Why you might want baseboard heaters
- Quiet while running
- Low maintenance heating system
- Easy temperature control
Why baseboard heaters aren't for you
- Limits furniture placement since a blocked baseboard won't be able to do its job
- Easily damaged since they run along the floor
- Have to clean the heating coils regularly to sustain efficiency
Other home heating systems
While the home heating systems above are the most common, there are a few others you may encounter, including:
- Solar heating: highly efficient but often supplemented by radiant heat systems, boilers or heat pumps
- Hybrid heating: combines a heat pump and a gas furnace in order to work in all temperatures
- Gravity air furnaces: a modern version of a traditional furnace that let warm air rise through the house rather than forcing it through with a blower
You may also encounter a house without any built-in heaters at all. For those homes, you'll need to look into space heaters. These portable heaters usually run on electricity and only heat a small space. While they provide an instant source of heat, they're not going to keep an entire room cozy.
The most efficient home heating systems
What's interesting about home heating systems is that the weather can impact efficiency. Certain systems work better within certain temps simply because of their design. For example, in areas with moderate winters, heat pumps are your best bet. But, if you live somewhere where the thermometer drops into negative numbers, a furnace operates more efficiently.

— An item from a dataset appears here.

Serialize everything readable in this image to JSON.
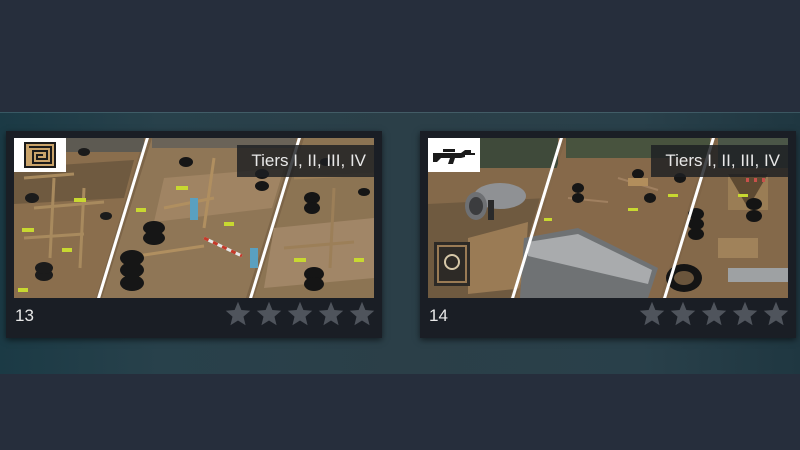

What you need to look for to help you decide is the system's annual fuel utilization efficiency rating (AFUE). This measurement is a percentage that breaks down how much energy goes toward actually heating your home. The remaining percentage is actually waste.
You should also consider the age of the heating system, since focusing on efficiency is a relatively new priority for most appliances. Anything built before 1992 didn't have to adhere to any efficiency standards and most likely isn't operating in a cost-effective way.
After looking into the AFUE, you also want to check to see what type of energy source the heating system uses. Electric systems are fine, but natural gas is typically more energy efficient. If you're moving into a house that's compatible with natural gas but has an electric system, you may want to ask about the possibility of converting the system over.
Which home heating system is right for you?
You'll definitely fall in love with the house before you begin looking at things like its heater, so you never know what type of home heating system you'll find inside. While it's usually not a make-or-break detail, understanding what type of heating system there is, and whether or not it will work efficiently in the home, can help sway your feeling on a house. For that reason, knowing a little bit about a lot of different types of home heating systems can only help you select that perfect rental home.